MACON, Ga. — The Bibb County Sheriff's Office crime lab now has access to a national ballistics database, which they say could lead to faster arrests.
Sheriff David Davis held a press conference Tuesday morning to announce they can now use the National Integrated Ballistics Information Network or NIBIN.
Davis says the 'cutting-edge' network allows the Bibb crime scene technicians to create and enter images of ballistics evidence, like shell casings, and search for possible matches across Central Georgia and the country.
He says it'll be useful in rounding up criminals who are more mobile and linking crimes that were seemingly unrelated at first.
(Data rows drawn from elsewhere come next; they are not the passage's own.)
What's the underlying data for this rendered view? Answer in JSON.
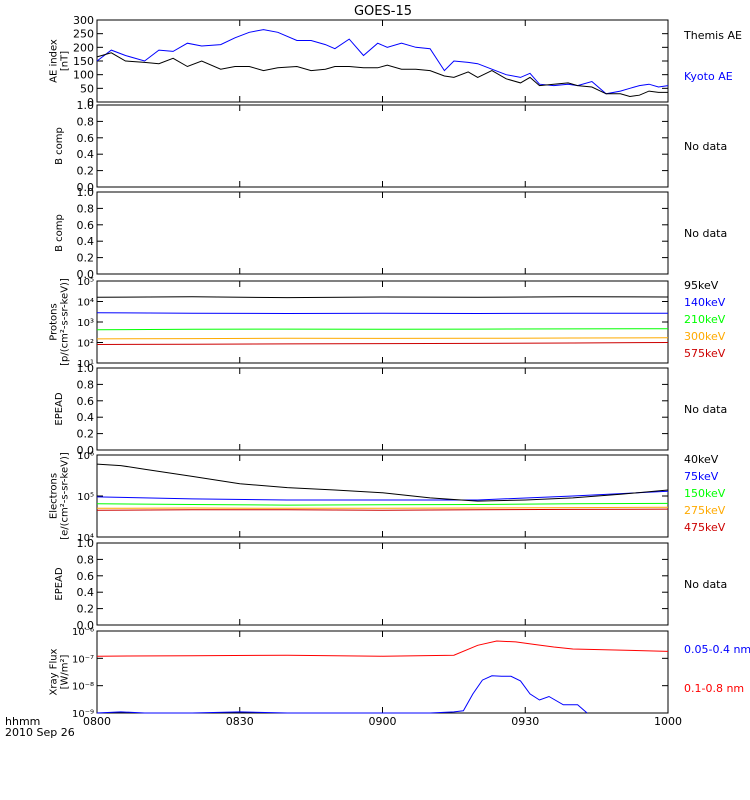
{
  "title": "GOES-15",
  "time_axis": {
    "ticks": [
      "0800",
      "0830",
      "0900",
      "0930",
      "1000"
    ],
    "corner_label": "hhmm",
    "date": "2010 Sep 26"
  },
  "colors": {
    "black": "#000000",
    "blue": "#0000ff",
    "red": "#ff0000",
    "green": "#00ff00",
    "orange": "#ffaa00",
    "darkred": "#cc0000"
  },
  "chart_data": [
    {
      "id": "ae",
      "type": "line",
      "ylabel_lines": [
        "AE index",
        "[nT]"
      ],
      "ylim": [
        0,
        300
      ],
      "yticks": [
        "0",
        "50",
        "100",
        "150",
        "200",
        "250",
        "300"
      ],
      "x_range": [
        0,
        120
      ],
      "series": [
        {
          "name": "Kyoto AE",
          "color": "#0000ff",
          "x": [
            0,
            3,
            6,
            10,
            13,
            16,
            19,
            22,
            26,
            29,
            32,
            35,
            38,
            42,
            45,
            48,
            50,
            53,
            56,
            59,
            61,
            64,
            67,
            70,
            73,
            75,
            78,
            80,
            83,
            86,
            89,
            91,
            93,
            96,
            99,
            101,
            104,
            107,
            110,
            112,
            114,
            116,
            118,
            120
          ],
          "y": [
            150,
            190,
            170,
            150,
            190,
            185,
            215,
            205,
            210,
            235,
            255,
            265,
            255,
            225,
            225,
            210,
            195,
            230,
            170,
            215,
            200,
            215,
            200,
            195,
            115,
            150,
            145,
            140,
            120,
            100,
            90,
            105,
            65,
            60,
            65,
            60,
            75,
            30,
            40,
            50,
            60,
            65,
            55,
            60
          ]
        },
        {
          "name": "Themis AE",
          "color": "#000000",
          "x": [
            0,
            3,
            6,
            10,
            13,
            16,
            19,
            22,
            26,
            29,
            32,
            35,
            38,
            42,
            45,
            48,
            50,
            53,
            56,
            59,
            61,
            64,
            67,
            70,
            73,
            75,
            78,
            80,
            83,
            86,
            89,
            91,
            93,
            96,
            99,
            101,
            104,
            107,
            110,
            112,
            114,
            116,
            118,
            120
          ],
          "y": [
            165,
            180,
            150,
            145,
            140,
            160,
            130,
            150,
            120,
            130,
            130,
            115,
            125,
            130,
            115,
            120,
            130,
            130,
            125,
            125,
            135,
            120,
            120,
            115,
            95,
            90,
            110,
            90,
            115,
            85,
            70,
            90,
            60,
            65,
            70,
            60,
            55,
            30,
            30,
            20,
            25,
            40,
            35,
            35
          ]
        }
      ]
    },
    {
      "id": "bcomp1",
      "type": "line",
      "ylabel_lines": [
        "B comp"
      ],
      "ylim": [
        0,
        1
      ],
      "yticks": [
        "0.0",
        "0.2",
        "0.4",
        "0.6",
        "0.8",
        "1.0"
      ],
      "series": [],
      "note": "No data"
    },
    {
      "id": "bcomp2",
      "type": "line",
      "ylabel_lines": [
        "B comp"
      ],
      "ylim": [
        0,
        1
      ],
      "yticks": [
        "0.0",
        "0.2",
        "0.4",
        "0.6",
        "0.8",
        "1.0"
      ],
      "series": [],
      "note": "No data"
    },
    {
      "id": "protons",
      "type": "line",
      "log": true,
      "ylabel_lines": [
        "Protons",
        "[p/(cm²-s-sr-keV)]"
      ],
      "ylim_exp": [
        1,
        5
      ],
      "yticks": [
        "10¹",
        "10²",
        "10³",
        "10⁴",
        "10⁵"
      ],
      "x_range": [
        0,
        120
      ],
      "series": [
        {
          "name": "575keV",
          "color": "#cc0000",
          "x": [
            0,
            20,
            40,
            60,
            80,
            100,
            120
          ],
          "y": [
            80,
            82,
            85,
            88,
            90,
            95,
            100
          ]
        },
        {
          "name": "300keV",
          "color": "#ffaa00",
          "x": [
            0,
            20,
            40,
            60,
            80,
            100,
            120
          ],
          "y": [
            150,
            155,
            160,
            158,
            160,
            165,
            170
          ]
        },
        {
          "name": "210keV",
          "color": "#00ff00",
          "x": [
            0,
            20,
            40,
            60,
            80,
            100,
            120
          ],
          "y": [
            420,
            440,
            450,
            440,
            450,
            460,
            470
          ]
        },
        {
          "name": "140keV",
          "color": "#0000ff",
          "x": [
            0,
            20,
            40,
            60,
            80,
            100,
            120
          ],
          "y": [
            2800,
            2700,
            2600,
            2650,
            2600,
            2700,
            2700
          ]
        },
        {
          "name": "95keV",
          "color": "#000000",
          "x": [
            0,
            20,
            40,
            60,
            80,
            100,
            120
          ],
          "y": [
            16000,
            17000,
            15500,
            16500,
            16000,
            17000,
            16500
          ]
        }
      ]
    },
    {
      "id": "epead1",
      "type": "line",
      "ylabel_lines": [
        "EPEAD"
      ],
      "ylim": [
        0,
        1
      ],
      "yticks": [
        "0.0",
        "0.2",
        "0.4",
        "0.6",
        "0.8",
        "1.0"
      ],
      "series": [],
      "note": "No data"
    },
    {
      "id": "electrons",
      "type": "line",
      "log": true,
      "ylabel_lines": [
        "Electrons",
        "[e/(cm²-s-sr-keV)]"
      ],
      "ylim_exp": [
        4,
        6
      ],
      "yticks": [
        "10⁴",
        "10⁵",
        "10⁶"
      ],
      "x_range": [
        0,
        120
      ],
      "series": [
        {
          "name": "475keV",
          "color": "#cc0000",
          "x": [
            0,
            20,
            40,
            60,
            80,
            100,
            120
          ],
          "y": [
            45000,
            46000,
            46000,
            45000,
            46000,
            47000,
            48000
          ]
        },
        {
          "name": "275keV",
          "color": "#ffaa00",
          "x": [
            0,
            20,
            40,
            60,
            80,
            100,
            120
          ],
          "y": [
            50000,
            51000,
            50000,
            50000,
            51000,
            52000,
            53000
          ]
        },
        {
          "name": "150keV",
          "color": "#00ff00",
          "x": [
            0,
            20,
            40,
            60,
            80,
            100,
            120
          ],
          "y": [
            65000,
            62000,
            60000,
            61000,
            62000,
            65000,
            66000
          ]
        },
        {
          "name": "75keV",
          "color": "#0000ff",
          "x": [
            0,
            20,
            40,
            60,
            80,
            100,
            120
          ],
          "y": [
            95000,
            85000,
            80000,
            80000,
            80000,
            100000,
            130000
          ]
        },
        {
          "name": "40keV",
          "color": "#000000",
          "x": [
            0,
            5,
            10,
            20,
            30,
            40,
            50,
            60,
            70,
            80,
            90,
            100,
            110,
            120
          ],
          "y": [
            600000,
            550000,
            450000,
            300000,
            200000,
            160000,
            140000,
            120000,
            90000,
            75000,
            80000,
            90000,
            110000,
            140000
          ]
        }
      ]
    },
    {
      "id": "epead2",
      "type": "line",
      "ylabel_lines": [
        "EPEAD"
      ],
      "ylim": [
        0,
        1
      ],
      "yticks": [
        "0.0",
        "0.2",
        "0.4",
        "0.6",
        "0.8",
        "1.0"
      ],
      "series": [],
      "note": "No data"
    },
    {
      "id": "xray",
      "type": "line",
      "log": true,
      "ylabel_lines": [
        "Xray Flux",
        "[W/m²]"
      ],
      "ylim_exp": [
        -9,
        -6
      ],
      "yticks": [
        "10⁻⁹",
        "10⁻⁸",
        "10⁻⁷",
        "10⁻⁶"
      ],
      "x_range": [
        0,
        120
      ],
      "series": [
        {
          "name": "0.1-0.8 nm",
          "color": "#ff0000",
          "x": [
            0,
            20,
            40,
            60,
            75,
            80,
            84,
            88,
            92,
            96,
            100,
            110,
            120
          ],
          "y": [
            1.2e-07,
            1.25e-07,
            1.3e-07,
            1.2e-07,
            1.3e-07,
            3e-07,
            4.3e-07,
            4e-07,
            3.2e-07,
            2.6e-07,
            2.2e-07,
            2e-07,
            1.8e-07
          ]
        },
        {
          "name": "0.05-0.4 nm",
          "color": "#0000ff",
          "x": [
            0,
            5,
            10,
            20,
            30,
            40,
            50,
            60,
            70,
            75,
            77,
            79,
            81,
            83,
            85,
            87,
            89,
            91,
            93,
            95,
            98,
            101,
            103
          ],
          "y": [
            1e-09,
            1.1e-09,
            1e-09,
            1e-09,
            1.1e-09,
            1e-09,
            1e-09,
            1e-09,
            1e-09,
            1.1e-09,
            1.2e-09,
            5e-09,
            1.6e-08,
            2.3e-08,
            2.2e-08,
            2.2e-08,
            1.5e-08,
            5e-09,
            3e-09,
            4e-09,
            2e-09,
            2e-09,
            1e-09
          ]
        }
      ]
    }
  ]
}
"We have been able to link many crimes, and it's really been telling to me to show how a gun can be used in several different crimes, in different parts of town that you really wouldn't think about," Davis said in the press conference.
Access to the database was paid for by a Project Safe Neighborhoods grant of $200,000, according to Criminal Chief Michael T. Solis with the U.S. Attorney's Office.
Davis says they are only the second agency in the Middle District of Georgia to have this technology. He says the other is in Valdosta.
"It also fills in the gaps at the prosecution level by providing solid evidence for attorneys, both local DAs and U.S. attorneys, to build strong cases, and help to put the bad guys away for a long time," Davis said.
The network is run by the Bureau of Alcohol, Tobacco, Firearms, and Explosives and will help with stolen guns too.
Davis was given a plaque to commemorate the sheriff's office's first lead using NIBIN.